Além do elevado custo da desapropriação (SHIKI; NEDER, 1998), é necessário levar em conta que a distribuição de terras, desassociada de instrumentos de apoio e de uma estrutura de incentivos adequada, não parece ser suficiente para iniciar um processo virtuoso de superação da pobreza e das desigualdades (DE JANVRY; SADOULET, 2004; SILVEIRA et al., 1999). Portanto a eficiência e a sustentabilidade dos projetos de assentamentos, podem ser afetadas ainda por outros fatores (BUAINAIN et al., 2000), entre os quais:

(i) As dificuldades para promover a emancipação dos beneficiários, cuja dependência do poder público pode estender-se por muitos anos; (ii) As dificuldades associadas à centralização do processo, principalmente

de caráter operacional que levam à necessidade de um sistema burocrático superdimensionado;

(iii) O longo tempo entre a identificação das terras e a implantação do assentamento;

(iv) Os estímulos indiretos à ocupação e ao conflito, justificados pela pouca agilidade do processo;

(v) A pressão ao atendimento das demandas sociais pressionam o planejamento para implantação dos assentamentos, desviando o foco do desenvolvimento produtivo do assentamento;

(vi) A falta de planejamento e o caráter emergencial da intervenção, em respostas aos processos de ocupação, por pressão dos movimentos sociais;

(vii) O processo de desapropriação tende a ser dirigido para terras de baixa qualidade para o desenvolvimento das atividades agropecuárias;

(viii) A ausência de apoio financeiro e técnico, vigente nas condições operacionais do modelo de desapropriação até a primeira metade dos anos 2000, quando observou-se o incremento sistemático da dotação orçamentária destinada à reforma agrária.

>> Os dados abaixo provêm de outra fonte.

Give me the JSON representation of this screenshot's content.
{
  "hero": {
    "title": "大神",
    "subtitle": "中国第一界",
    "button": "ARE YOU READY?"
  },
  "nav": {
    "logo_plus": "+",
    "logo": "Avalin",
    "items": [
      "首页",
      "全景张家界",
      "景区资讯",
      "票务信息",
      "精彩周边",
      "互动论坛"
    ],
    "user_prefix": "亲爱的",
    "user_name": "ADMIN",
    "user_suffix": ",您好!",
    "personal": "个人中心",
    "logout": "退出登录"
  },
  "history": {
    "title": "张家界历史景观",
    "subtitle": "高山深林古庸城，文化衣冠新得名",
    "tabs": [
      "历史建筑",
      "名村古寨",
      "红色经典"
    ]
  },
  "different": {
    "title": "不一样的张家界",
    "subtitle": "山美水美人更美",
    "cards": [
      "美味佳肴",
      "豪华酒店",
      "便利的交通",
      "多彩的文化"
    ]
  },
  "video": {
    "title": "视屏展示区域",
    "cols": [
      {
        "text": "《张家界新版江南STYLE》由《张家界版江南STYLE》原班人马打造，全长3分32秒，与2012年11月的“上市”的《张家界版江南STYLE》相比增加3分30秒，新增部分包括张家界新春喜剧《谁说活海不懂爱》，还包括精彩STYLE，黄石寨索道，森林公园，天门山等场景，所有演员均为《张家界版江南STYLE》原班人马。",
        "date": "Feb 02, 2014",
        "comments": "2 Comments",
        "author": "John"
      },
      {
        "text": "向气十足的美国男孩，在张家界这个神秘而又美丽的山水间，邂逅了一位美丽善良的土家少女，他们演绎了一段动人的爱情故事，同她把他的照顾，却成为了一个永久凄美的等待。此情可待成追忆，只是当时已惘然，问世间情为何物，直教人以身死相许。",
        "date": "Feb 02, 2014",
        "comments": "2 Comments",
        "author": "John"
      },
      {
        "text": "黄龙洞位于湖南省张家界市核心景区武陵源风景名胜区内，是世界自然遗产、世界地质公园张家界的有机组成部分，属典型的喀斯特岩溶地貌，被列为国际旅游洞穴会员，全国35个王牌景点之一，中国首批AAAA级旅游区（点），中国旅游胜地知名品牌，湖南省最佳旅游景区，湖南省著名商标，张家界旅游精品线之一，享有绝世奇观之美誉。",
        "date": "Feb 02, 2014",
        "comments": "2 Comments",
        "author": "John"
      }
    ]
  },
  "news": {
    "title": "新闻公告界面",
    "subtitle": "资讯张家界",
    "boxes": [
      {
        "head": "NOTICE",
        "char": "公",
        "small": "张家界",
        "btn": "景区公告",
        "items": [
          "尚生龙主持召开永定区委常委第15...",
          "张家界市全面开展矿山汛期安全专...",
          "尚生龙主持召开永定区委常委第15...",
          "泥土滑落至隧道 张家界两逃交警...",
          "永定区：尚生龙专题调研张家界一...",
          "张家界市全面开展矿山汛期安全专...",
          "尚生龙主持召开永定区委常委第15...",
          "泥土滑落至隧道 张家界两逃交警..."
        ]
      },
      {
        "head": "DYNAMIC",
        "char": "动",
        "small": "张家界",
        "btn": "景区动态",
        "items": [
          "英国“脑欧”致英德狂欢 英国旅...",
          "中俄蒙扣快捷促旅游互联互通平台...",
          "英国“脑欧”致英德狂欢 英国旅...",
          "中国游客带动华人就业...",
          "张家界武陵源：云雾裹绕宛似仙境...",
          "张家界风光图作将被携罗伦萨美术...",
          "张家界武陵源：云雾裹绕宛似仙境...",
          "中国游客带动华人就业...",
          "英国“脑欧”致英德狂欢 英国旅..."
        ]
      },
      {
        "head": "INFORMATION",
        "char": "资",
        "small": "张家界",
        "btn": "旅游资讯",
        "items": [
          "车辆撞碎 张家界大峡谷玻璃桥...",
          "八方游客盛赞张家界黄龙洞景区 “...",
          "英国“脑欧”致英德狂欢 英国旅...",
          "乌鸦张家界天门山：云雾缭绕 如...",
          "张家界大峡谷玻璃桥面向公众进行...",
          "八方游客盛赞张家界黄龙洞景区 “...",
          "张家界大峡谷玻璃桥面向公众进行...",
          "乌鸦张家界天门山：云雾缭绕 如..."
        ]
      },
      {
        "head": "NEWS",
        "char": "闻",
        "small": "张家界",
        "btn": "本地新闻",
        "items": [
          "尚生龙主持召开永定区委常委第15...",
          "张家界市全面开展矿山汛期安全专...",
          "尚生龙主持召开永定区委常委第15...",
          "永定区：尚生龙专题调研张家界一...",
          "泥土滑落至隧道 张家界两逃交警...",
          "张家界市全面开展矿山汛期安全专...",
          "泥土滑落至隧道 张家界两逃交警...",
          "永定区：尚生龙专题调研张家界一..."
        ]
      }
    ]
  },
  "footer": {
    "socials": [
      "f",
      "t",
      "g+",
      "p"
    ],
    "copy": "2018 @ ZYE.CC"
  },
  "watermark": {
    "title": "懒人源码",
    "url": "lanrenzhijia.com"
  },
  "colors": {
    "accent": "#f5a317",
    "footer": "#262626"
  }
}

As dificuldades observadas em relação ao mecanismo de desapropriação servem de base para uma reflexão sobre como redesenhar institucional e operacionalmente os instrumentos no sentido tanto de adequá-lo ao novo contexto dado ao final dos anos 1990 – maior demanda social por terras, necessidade de maior rapidez e eficiência das intervenções, restrições fiscais do setor público etc. –, como para gerar incentivos positivos que conduzam os beneficiários a um processo de acumulação sustentável (SILVEIRA et al., 1999).

A hipótese que vem orientando a criação de novos modelos de programas de políticas públicas, é a busca de estruturas de governança mais eficientes,

sobretudo nos casos em que os problemas estejam ligados à superação das fricções e falhas de mercado decorrentes da assimetria de informação (HOFF, 1998).